Brian Sapient has a response for anyone who thinks the “aggressive” tactics they use are doing more harm than good for atheism:
We wish we could be the passive atheist, and it’s only after many years of experience in this realm (and being the passive atheist for a while) that we decided a more blunt approach from a few intellectuals is necessary and vital.
… a passive atheist can spend compassionate dialogue time helping the theist overcome religion, and will have a more receptive candidate after the individual was “shaken up” a bit. However it is entirely possible that the passive atheist will have little chance to help a friend overcome theism if that friend never had the RRS “shake up.”

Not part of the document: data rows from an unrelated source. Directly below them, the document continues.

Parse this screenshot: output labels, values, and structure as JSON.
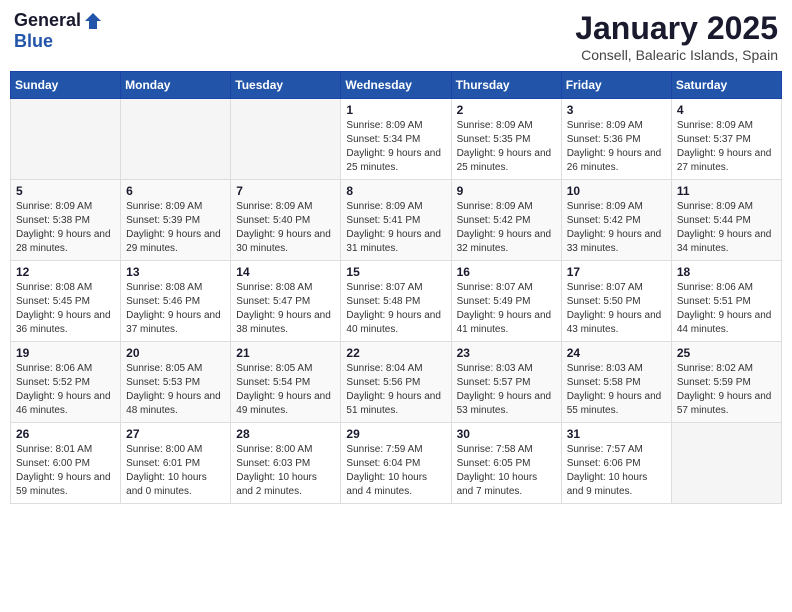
{
  "logo": {
    "general": "General",
    "blue": "Blue"
  },
  "title": "January 2025",
  "location": "Consell, Balearic Islands, Spain",
  "days_of_week": [
    "Sunday",
    "Monday",
    "Tuesday",
    "Wednesday",
    "Thursday",
    "Friday",
    "Saturday"
  ],
  "weeks": [
    [
      {
        "day": "",
        "info": ""
      },
      {
        "day": "",
        "info": ""
      },
      {
        "day": "",
        "info": ""
      },
      {
        "day": "1",
        "info": "Sunrise: 8:09 AM\nSunset: 5:34 PM\nDaylight: 9 hours and 25 minutes."
      },
      {
        "day": "2",
        "info": "Sunrise: 8:09 AM\nSunset: 5:35 PM\nDaylight: 9 hours and 25 minutes."
      },
      {
        "day": "3",
        "info": "Sunrise: 8:09 AM\nSunset: 5:36 PM\nDaylight: 9 hours and 26 minutes."
      },
      {
        "day": "4",
        "info": "Sunrise: 8:09 AM\nSunset: 5:37 PM\nDaylight: 9 hours and 27 minutes."
      }
    ],
    [
      {
        "day": "5",
        "info": "Sunrise: 8:09 AM\nSunset: 5:38 PM\nDaylight: 9 hours and 28 minutes."
      },
      {
        "day": "6",
        "info": "Sunrise: 8:09 AM\nSunset: 5:39 PM\nDaylight: 9 hours and 29 minutes."
      },
      {
        "day": "7",
        "info": "Sunrise: 8:09 AM\nSunset: 5:40 PM\nDaylight: 9 hours and 30 minutes."
      },
      {
        "day": "8",
        "info": "Sunrise: 8:09 AM\nSunset: 5:41 PM\nDaylight: 9 hours and 31 minutes."
      },
      {
        "day": "9",
        "info": "Sunrise: 8:09 AM\nSunset: 5:42 PM\nDaylight: 9 hours and 32 minutes."
      },
      {
        "day": "10",
        "info": "Sunrise: 8:09 AM\nSunset: 5:42 PM\nDaylight: 9 hours and 33 minutes."
      },
      {
        "day": "11",
        "info": "Sunrise: 8:09 AM\nSunset: 5:44 PM\nDaylight: 9 hours and 34 minutes."
      }
    ],
    [
      {
        "day": "12",
        "info": "Sunrise: 8:08 AM\nSunset: 5:45 PM\nDaylight: 9 hours and 36 minutes."
      },
      {
        "day": "13",
        "info": "Sunrise: 8:08 AM\nSunset: 5:46 PM\nDaylight: 9 hours and 37 minutes."
      },
      {
        "day": "14",
        "info": "Sunrise: 8:08 AM\nSunset: 5:47 PM\nDaylight: 9 hours and 38 minutes."
      },
      {
        "day": "15",
        "info": "Sunrise: 8:07 AM\nSunset: 5:48 PM\nDaylight: 9 hours and 40 minutes."
      },
      {
        "day": "16",
        "info": "Sunrise: 8:07 AM\nSunset: 5:49 PM\nDaylight: 9 hours and 41 minutes."
      },
      {
        "day": "17",
        "info": "Sunrise: 8:07 AM\nSunset: 5:50 PM\nDaylight: 9 hours and 43 minutes."
      },
      {
        "day": "18",
        "info": "Sunrise: 8:06 AM\nSunset: 5:51 PM\nDaylight: 9 hours and 44 minutes."
      }
    ],
    [
      {
        "day": "19",
        "info": "Sunrise: 8:06 AM\nSunset: 5:52 PM\nDaylight: 9 hours and 46 minutes."
      },
      {
        "day": "20",
        "info": "Sunrise: 8:05 AM\nSunset: 5:53 PM\nDaylight: 9 hours and 48 minutes."
      },
      {
        "day": "21",
        "info": "Sunrise: 8:05 AM\nSunset: 5:54 PM\nDaylight: 9 hours and 49 minutes."
      },
      {
        "day": "22",
        "info": "Sunrise: 8:04 AM\nSunset: 5:56 PM\nDaylight: 9 hours and 51 minutes."
      },
      {
        "day": "23",
        "info": "Sunrise: 8:03 AM\nSunset: 5:57 PM\nDaylight: 9 hours and 53 minutes."
      },
      {
        "day": "24",
        "info": "Sunrise: 8:03 AM\nSunset: 5:58 PM\nDaylight: 9 hours and 55 minutes."
      },
      {
        "day": "25",
        "info": "Sunrise: 8:02 AM\nSunset: 5:59 PM\nDaylight: 9 hours and 57 minutes."
      }
    ],
    [
      {
        "day": "26",
        "info": "Sunrise: 8:01 AM\nSunset: 6:00 PM\nDaylight: 9 hours and 59 minutes."
      },
      {
        "day": "27",
        "info": "Sunrise: 8:00 AM\nSunset: 6:01 PM\nDaylight: 10 hours and 0 minutes."
      },
      {
        "day": "28",
        "info": "Sunrise: 8:00 AM\nSunset: 6:03 PM\nDaylight: 10 hours and 2 minutes."
      },
      {
        "day": "29",
        "info": "Sunrise: 7:59 AM\nSunset: 6:04 PM\nDaylight: 10 hours and 4 minutes."
      },
      {
        "day": "30",
        "info": "Sunrise: 7:58 AM\nSunset: 6:05 PM\nDaylight: 10 hours and 7 minutes."
      },
      {
        "day": "31",
        "info": "Sunrise: 7:57 AM\nSunset: 6:06 PM\nDaylight: 10 hours and 9 minutes."
      },
      {
        "day": "",
        "info": ""
      }
    ]
  ]
}
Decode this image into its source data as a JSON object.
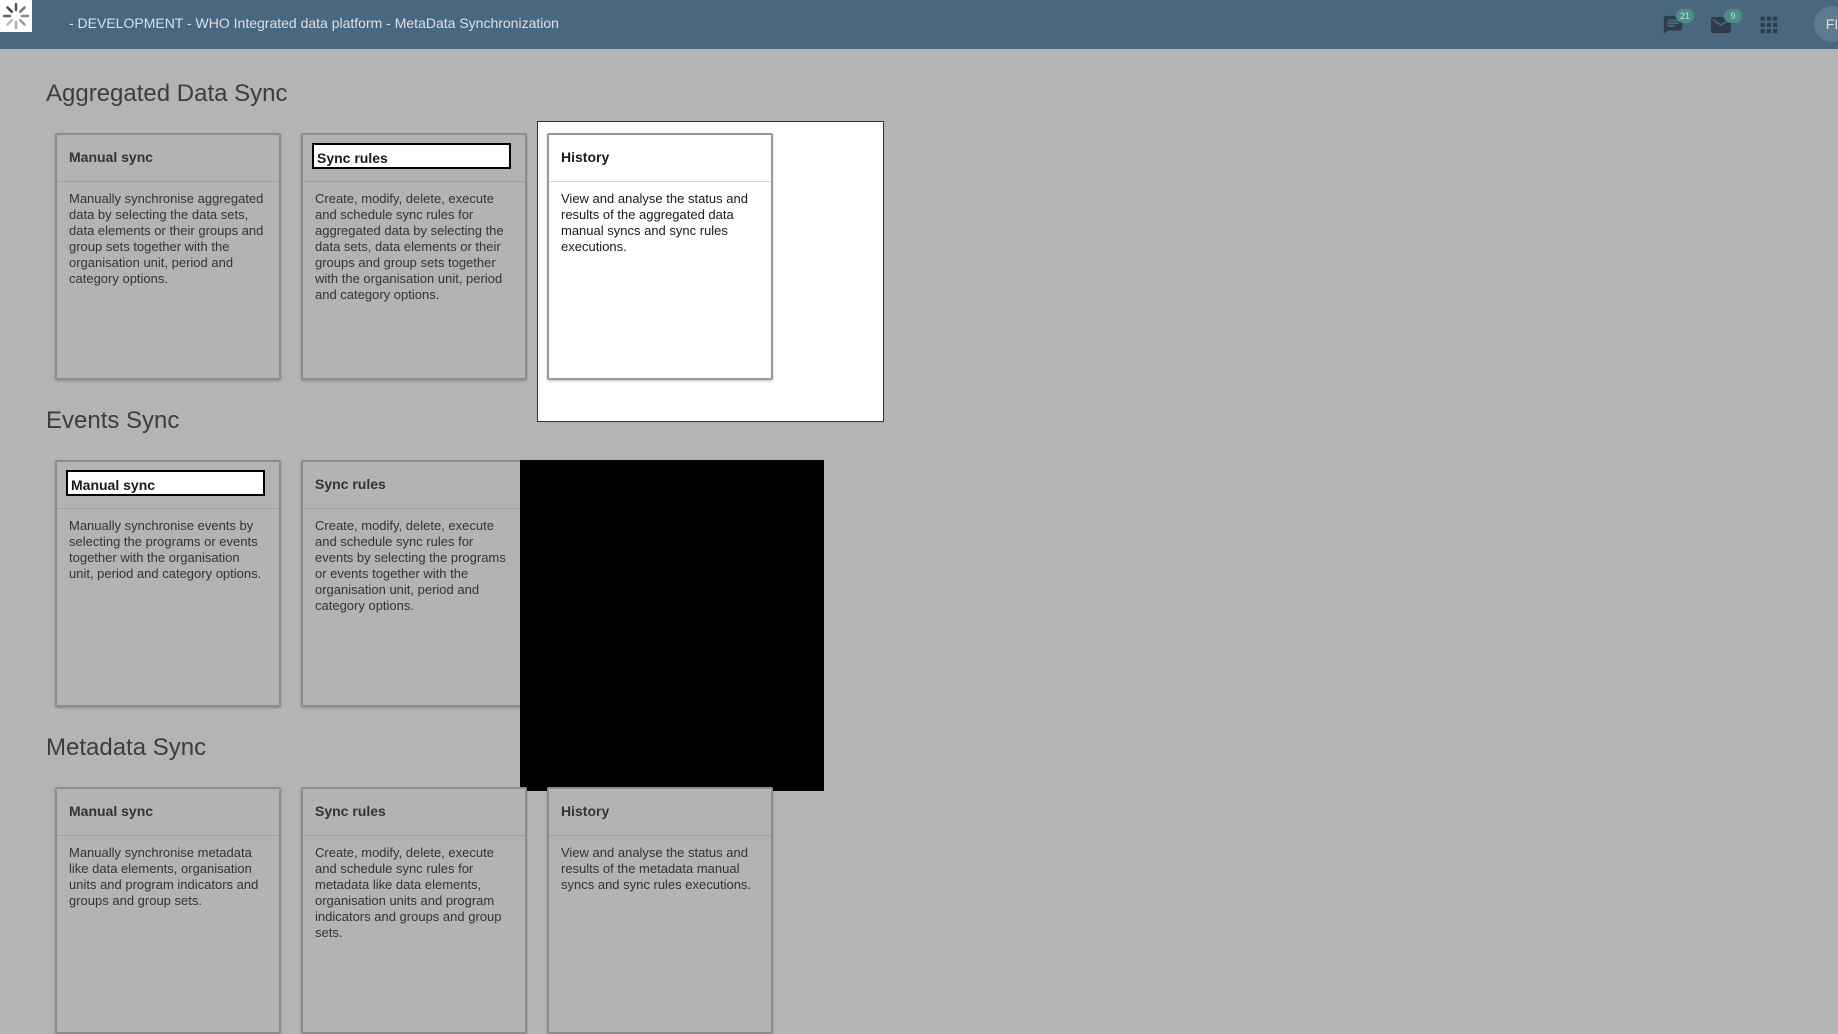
{
  "header": {
    "title": "- DEVELOPMENT - WHO Integrated data platform - MetaData Synchronization",
    "messages_count": "21",
    "mail_count": "9",
    "apps_icon": "apps-grid-icon",
    "avatar_initials": "FI"
  },
  "sections": [
    {
      "title": "Aggregated Data Sync",
      "cards": [
        {
          "title": "Manual sync",
          "description": "Manually synchronise aggregated data by selecting the data sets, data elements or their groups and group sets together with the organisation unit, period and category options."
        },
        {
          "title": "Sync rules",
          "description": "Create, modify, delete, execute and schedule sync rules for aggregated data by selecting the data sets, data elements or their groups and group sets together with the organisation unit, period and category options."
        },
        {
          "title": "History",
          "description": "View and analyse the status and results of the aggregated data manual syncs and sync rules executions."
        }
      ]
    },
    {
      "title": "Events Sync",
      "cards": [
        {
          "title": "Manual sync",
          "description": "Manually synchronise events by selecting the programs or events together with the organisation unit, period and category options."
        },
        {
          "title": "Sync rules",
          "description": "Create, modify, delete, execute and schedule sync rules for events by selecting the programs or events together with the organisation unit, period and category options."
        }
      ]
    },
    {
      "title": "Metadata Sync",
      "cards": [
        {
          "title": "Manual sync",
          "description": "Manually synchronise metadata like data elements, organisation units and program indicators and groups and group sets."
        },
        {
          "title": "Sync rules",
          "description": "Create, modify, delete, execute and schedule sync rules for metadata like data elements, organisation units and program indicators and groups and group sets."
        },
        {
          "title": "History",
          "description": "View and analyse the status and results of the metadata manual syncs and sync rules executions."
        }
      ]
    }
  ]
}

I know I’m the type of person Brian is referring to when he uses the term “passive atheist.” And I think that term is a complete misnomer. I chair the board of one atheist organization. I am a voting member in another. I frequently give talks promoting the atheist viewpoint. I write a freaking blog about atheism. I wrote a book for a Christian publisher about one atheist’s view of churches (though my goal wasn’t to condemn Christianity). I don’t think there’s anything “passive” about my non-religiosity.
When he says we need “passive atheists,” what he means is that we need atheists who don’t piss off religious people.
And I’d agree with that.
I encourage any theist to read Richard Dawkins and Sam Harris. But I do this knowing they’re unlikely to be “de-converted.” Most Christians I know who have opened the books were turned off by the blunt language. If they want to learn about atheism, they need to have it happen in a more sensitive way.
That said, I also agree that it takes all kinds to promote atheism. You need the people who are in your face about it. And you need those who are much more approachable.
I should mention that some of the goals are different, too. Some atheists want to see a world without religion. Other atheists care more about being an accepted, respected view among others; If religion’s still around, that’s not the biggest problem. The latter group wants to see separation of church and state. The former group doesn’t want to see churches at all.
Sometimes, the groups overlap. They do service projects together, work on a lawsuit, or promote other groups’ work. I’d love to see that happen more often.
We’re still at a point when the “leaders” in both camps are on speaking terms and can work together. In the religious world, the two sides don’t ever seem to interact. (Can you envision Jim Wallis working alongside James Dobson on a frequent basis?)
So we atheists need to make the best of this opportunity. We can criticize the tactics the others use. But for now, we’re still in this together. We need the mutual support of each other.
And Brian should at least be commended for saying just that.